Updated: Summer 2015
Gotobiki, Kamikura Shrine, Shingu, Mie. Spring 2004
Gotobiki is a huge boulder on a cliff of Mt. Gongenyama overlooking Shingu City. It's is worshiped as a kami at Kamikura Shrine. In the morning, for exercise, locals cliimb the steep stone stairs to the shrine.
Hashiguiiwa (“Bridge Post Stones”), Wakayama. Spring 2004
Hashiguiiwa (“Bridge Post Stones”) is located along the road to Kushimoto from Shingu.
Hana no Iwaya, Mie. Spring 2004
Hana no Iwaya is said to be the rocks used by the creation god Izanagi to block up a passageway to the underworld, a legend told in first histories of Japan, Kojiki and Nihon shoki, complied at the beginning of the eighth century.
Tatsukushi (“Dragon Skewers”), Ashizuri, Kochi, Shikoku. Fall 2006
Tojimbo. Kaga Coast, Fukui. Winter 2008
Basaltic rocks along the Kaga Coast, eroded by the sea.

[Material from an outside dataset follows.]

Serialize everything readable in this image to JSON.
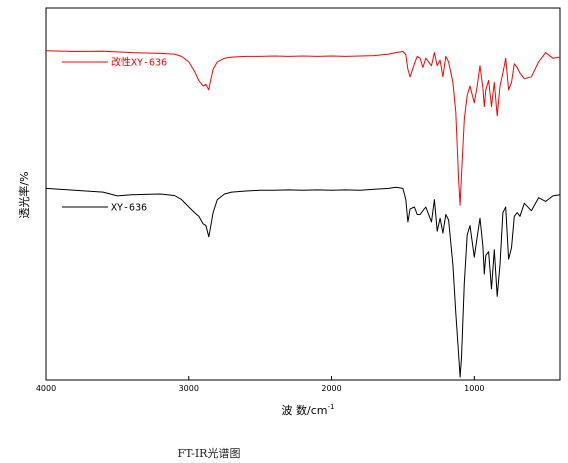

Meoto Iwa ("Married Rocks")
Meoto Iwa ("Married Rocks") appear along the coast in several places, joined by shimenawa (rice straw ropes). The most famous Meoto Iwa is at Futami, Mie, where visitors stop to view the sunrise between the rocks.
To left: Meoto Iwa, Spring 2004. Top Right: Noto, Ishikawa, Winter 2008. Below: Kochi Coast, Shikoku, Summer 2009.

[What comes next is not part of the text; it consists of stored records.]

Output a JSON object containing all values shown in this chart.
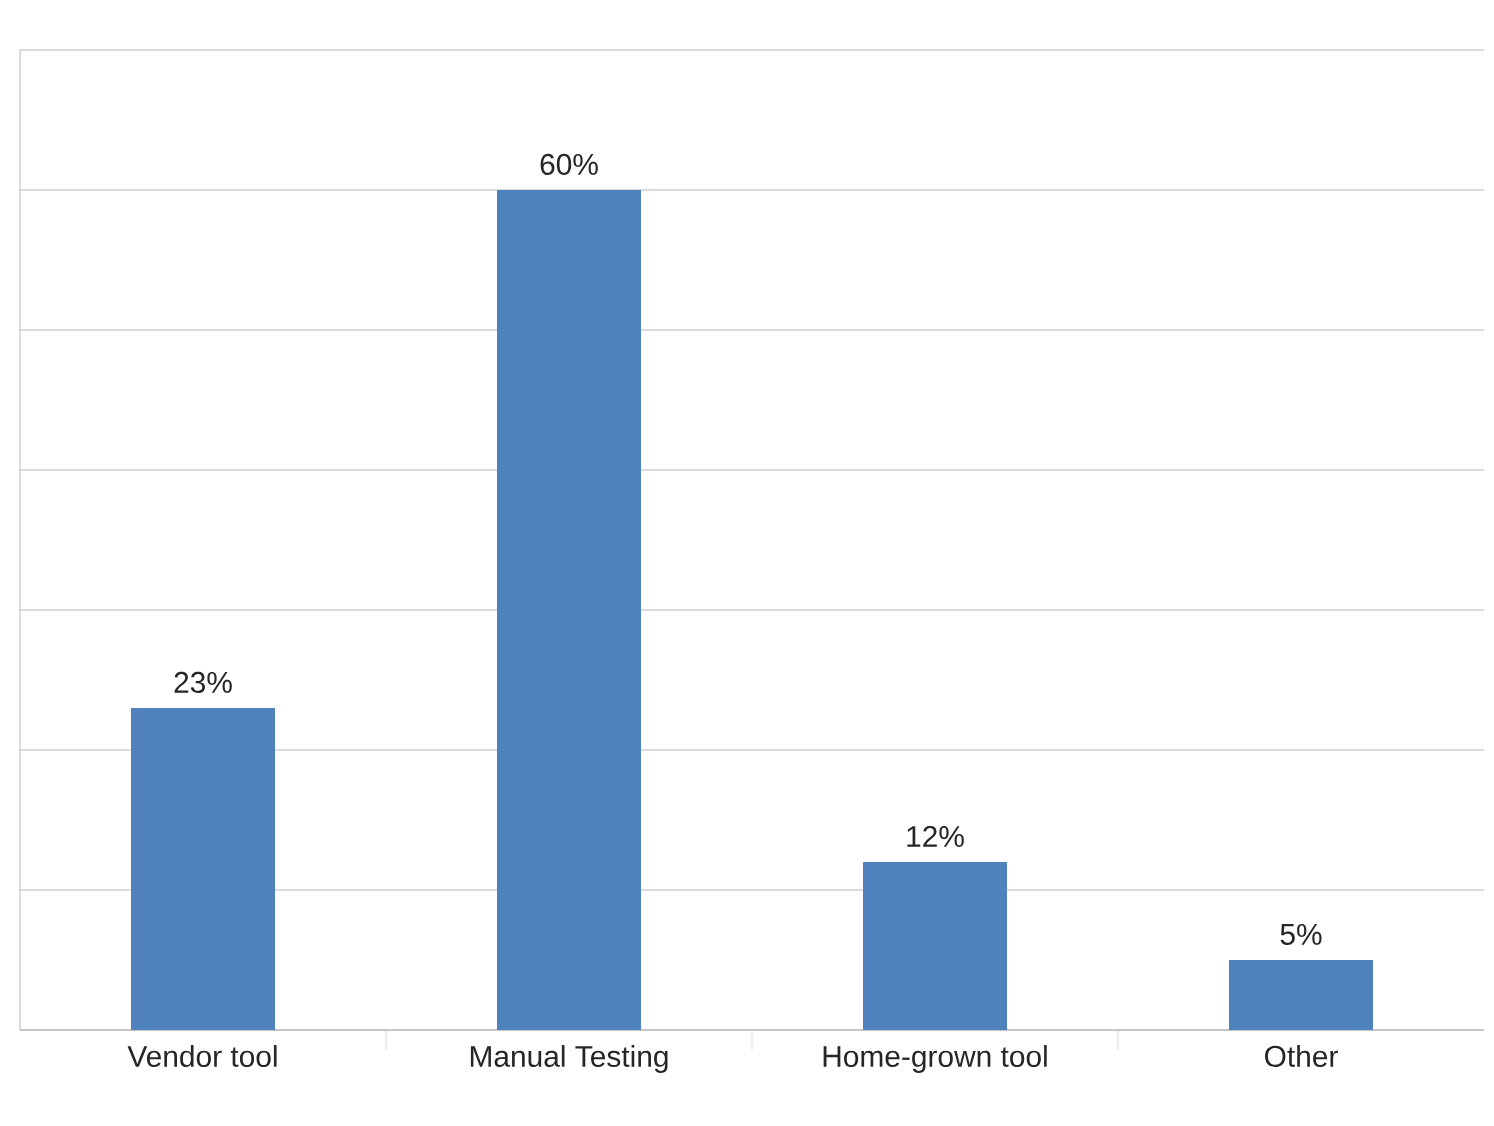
{
  "chart_data": {
    "type": "bar",
    "categories": [
      "Vendor tool",
      "Manual Testing",
      "Home-grown tool",
      "Other"
    ],
    "values": [
      23,
      60,
      12,
      5
    ],
    "value_labels": [
      "23%",
      "60%",
      "12%",
      "5%"
    ],
    "color": "#4f81bd",
    "ylim": [
      0,
      70
    ],
    "yticks": [
      {
        "value": 0,
        "label": null
      },
      {
        "value": 10,
        "label": null
      },
      {
        "value": 20,
        "label": null
      },
      {
        "value": 30,
        "label": null
      },
      {
        "value": 40,
        "label": null
      },
      {
        "value": 50,
        "label": null
      },
      {
        "value": 60,
        "label": null
      },
      {
        "value": 70,
        "label": null
      }
    ],
    "grid": "y"
  }
}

Shishiiwa (“Lion Rock”). Mie, Wakayama. Spring 2004
Located on the north end of Shichigahama, Shishiiwa overlooks the rocky beach.

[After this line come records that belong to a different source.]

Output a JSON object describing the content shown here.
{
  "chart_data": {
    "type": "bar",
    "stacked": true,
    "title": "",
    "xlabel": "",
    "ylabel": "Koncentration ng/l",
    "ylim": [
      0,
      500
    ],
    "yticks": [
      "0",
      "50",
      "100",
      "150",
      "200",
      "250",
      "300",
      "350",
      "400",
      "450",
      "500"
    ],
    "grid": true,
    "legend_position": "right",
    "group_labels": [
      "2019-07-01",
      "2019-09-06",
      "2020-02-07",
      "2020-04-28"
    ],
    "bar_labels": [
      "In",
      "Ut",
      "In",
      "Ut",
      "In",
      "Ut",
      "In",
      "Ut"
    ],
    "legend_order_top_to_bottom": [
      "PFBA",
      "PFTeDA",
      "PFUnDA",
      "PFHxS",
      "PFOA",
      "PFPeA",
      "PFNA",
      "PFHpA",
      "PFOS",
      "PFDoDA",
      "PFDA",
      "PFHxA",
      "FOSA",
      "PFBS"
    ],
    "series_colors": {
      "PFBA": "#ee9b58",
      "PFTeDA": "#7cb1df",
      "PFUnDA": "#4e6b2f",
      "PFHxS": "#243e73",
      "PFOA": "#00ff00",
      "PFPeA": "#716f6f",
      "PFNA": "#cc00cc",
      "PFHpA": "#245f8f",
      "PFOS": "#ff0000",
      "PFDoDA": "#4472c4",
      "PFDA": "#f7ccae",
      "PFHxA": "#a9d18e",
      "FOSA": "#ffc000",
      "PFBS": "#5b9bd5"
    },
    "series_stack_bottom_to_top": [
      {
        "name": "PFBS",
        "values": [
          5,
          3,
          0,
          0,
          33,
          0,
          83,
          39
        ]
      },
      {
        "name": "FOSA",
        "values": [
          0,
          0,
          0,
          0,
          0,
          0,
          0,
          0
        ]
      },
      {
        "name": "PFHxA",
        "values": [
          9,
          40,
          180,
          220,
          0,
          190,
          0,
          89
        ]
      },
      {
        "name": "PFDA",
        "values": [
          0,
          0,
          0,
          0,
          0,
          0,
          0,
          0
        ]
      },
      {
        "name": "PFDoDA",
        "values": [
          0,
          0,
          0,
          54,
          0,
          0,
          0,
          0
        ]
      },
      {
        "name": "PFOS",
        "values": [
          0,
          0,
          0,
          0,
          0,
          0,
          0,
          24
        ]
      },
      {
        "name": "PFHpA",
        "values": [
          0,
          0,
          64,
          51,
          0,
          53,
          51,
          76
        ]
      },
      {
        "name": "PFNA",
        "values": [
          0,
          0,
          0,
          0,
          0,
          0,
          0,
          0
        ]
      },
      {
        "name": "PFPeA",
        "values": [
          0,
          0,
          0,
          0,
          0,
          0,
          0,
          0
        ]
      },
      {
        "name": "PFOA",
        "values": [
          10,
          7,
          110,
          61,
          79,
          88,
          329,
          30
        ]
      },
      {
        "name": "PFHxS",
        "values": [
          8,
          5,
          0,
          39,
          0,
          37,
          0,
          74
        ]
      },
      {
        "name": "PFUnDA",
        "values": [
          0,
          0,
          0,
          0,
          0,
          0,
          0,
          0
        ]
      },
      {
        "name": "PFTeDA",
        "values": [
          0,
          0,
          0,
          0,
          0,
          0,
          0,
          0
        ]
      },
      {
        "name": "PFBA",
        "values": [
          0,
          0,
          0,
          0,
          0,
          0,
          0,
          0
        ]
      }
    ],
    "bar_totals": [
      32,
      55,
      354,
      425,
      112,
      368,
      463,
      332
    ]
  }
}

Ningyō Iwa (“Human-Figure Rocks”). Satsuma-Sendai, Kagoshima. Spring 2011
Located on Nishikata Beach on the shore of the East China Sea, these rocks are named "Ningyō-iwa" because they looks like a parent-child doll set.
Sesshoseki (“Killing Stone”). Nasu, Tochigi. Fall 2009
Made famous by Basho on his journey to Oku, this stone is located in a sulphurous valley north of Tokyo, below Mt. Chausudake. He noted “a pile of dead bees, butterflies, and other insects” around the stone.
The story of the stone is this: an evil nine-tailed fox spirit was hunted down and killed in Nasu and congealed into the rock, which emitted a poisonous gas that killled anything that came near it. Later, a Zen priest traveling through Nasu heard about the killing stone. He performed an exorcism to release the spirit. The stone broke apart, and the spirit emerged and asked to be enlightened to the Buddhist Law. After being saved, the spirit promised to do no more evil and vanished.
Kurozuka (“Black Mound”), Nihonmatsu, Fukushima. Fall 2009
This group of rocks at Kanze Temple is said to be the former home of a cannibalistic oni-baba (demon woman), who killed and ate travelers. Her evil spirit was destroyed through the prayers of a traveling priest. The story is told in the Noh drama "Adachigahara," the name of the area in Nihonmatsu where these rocks are located. A pond neaby is called "the Pond of Blood," where the onibaba washed her bloody knife. When we were there a black popped up from behind a rock.
Tatamigaura (“Reed-Mat Coast”), Iwami, Shimane. Summer 2009
From a small harbor town in Iwami, a tunnel leads out to a rocky shoreline where stones protrude like mushroom from the flat surface.